The first two verses of Philippians would be easy to skip over. But in them, Paul already hints at
how Jesus is to be the all-encompassing element of life as a Christian. Since he was writing a letter, Paul used the conventions of his day for letter writing. And yet even in the boilerplate, Paul managed to
highlight some of the big ideas that he was going to raise in the letter proper.

For instance, why does Paul identify himself and Timothy as slaves of Christ Jesus? Why doesn’t he
mention here, as he normally did in his letters, something about how he was an apostle of Jesus – a
special messenger, chosen by God to testify to the non-Jewish world that Jesus really is alive and that he is the Son of God, God’s chosen, eternal King?

And what does being a slave of Christ Jesus actually mean? Was Paul boasting about his special
status before God – saying something like: Like Moses, I am God’s chosen servant? What is it that makes someone a slave? How does it affect how they live their life?

Also, why didn’t Paul just say he was writing to the church in Philippi? Why does he insist on
calling them saints in Christ Jesus? Was this a particularly “good” bunch of Christians that he was writing to? What does being a saint actually mean – and how is it related to the fact that God is holy?

How does Paul’s own assertion that he wasn’t yet perfect (3:12f) fit into the fact that Christians are saints? Come to that, does a saint look any different to a non-saint? Should they look different?
And when Paul wrote, “May God our Father and the Lord Jesus Christ give you grace and peace,”
was that intended to be as casual as a “God bless” at the end of a phone conversation? What exactly did
he mean when he asked God to give them grace and peace? Was he asking God to save them? Why
would saints need grace – undeserved kindness – in the first place? And what sort of a master is it who is interested in giving peace to his servants?

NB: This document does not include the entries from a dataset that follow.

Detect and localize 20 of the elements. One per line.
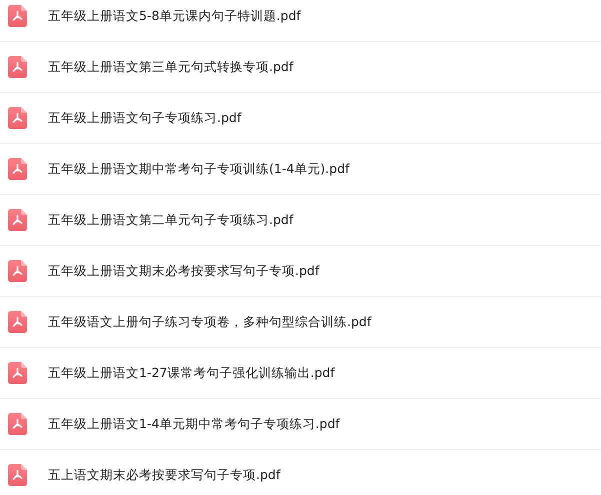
file-name[interactable]: 五年级上册语文第二单元句子专项练习.pdf (48, 212, 294, 228)
pdf-file-icon (8, 5, 27, 27)
file-name[interactable]: 五年级上册语文句子专项练习.pdf (48, 110, 242, 126)
file-name[interactable]: 五年级上册语文5-8单元课内句子特训题.pdf (48, 8, 301, 24)
pdf-file-icon (8, 413, 27, 435)
pdf-file-icon (8, 362, 27, 384)
file-name[interactable]: 五年级上册语文1-4单元期中常考句子专项练习.pdf (48, 416, 340, 432)
pdf-file-icon (8, 158, 27, 180)
pdf-file-icon (8, 260, 27, 282)
file-name[interactable]: 五年级上册语文1-27课常考句子强化训练输出.pdf (48, 364, 335, 382)
pdf-file-icon (8, 56, 27, 78)
pdf-file-icon (8, 311, 27, 333)
pdf-file-icon (8, 107, 27, 129)
file-name[interactable]: 五年级语文上册句子练习专项卷，多种句型综合训练.pdf (48, 314, 372, 330)
file-name[interactable]: 五上语文期末必考按要求写句子专项.pdf (48, 466, 280, 484)
file-name[interactable]: 五年级上册语文期末必考按要求写句子专项.pdf (48, 262, 320, 280)
pdf-file-icon (8, 209, 27, 231)
file-name[interactable]: 五年级上册语文期中常考句子专项训练(1-4单元).pdf (48, 160, 350, 178)
pdf-file-icon (8, 464, 27, 486)
file-name[interactable]: 五年级上册语文第三单元句式转换专项.pdf (48, 58, 294, 76)
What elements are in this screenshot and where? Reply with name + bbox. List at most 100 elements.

Amazingly, there are many questions raised in just two short verses! But for me, the thing that I
most want to remember is how these verses revolve around Jesus the Christ, and God our Father. Paul
and Timothy (like every other Christian) weren’t just slaves: they were slaves of Christ Jesus. The
Christians in Philippi, like all Christians, weren’t just saints: they were saints in Christ Jesus. Grace and
peace can only come to us from God our Father and the Lord Jesus Christ. Everything has to do with
Jesus. Sometimes, we can forget that and think that we can live a good, Christian life in our own strength and power. Paul would have none of that. Jesus is our example, our master, our righteousness and our hope. Without him, there’d be no way that we could honestly call ourselves saints, for we would sill be slaves of sin (Romans 6!)

The challenge of the gospel for us is to constantly put our focus back onto Jesus – and to allow all
that he is, as well as all that we are in and through and because of him to dictate how we live our lives.
That was true for Paul, Timothy and the Philippians. And it’s true for us sill.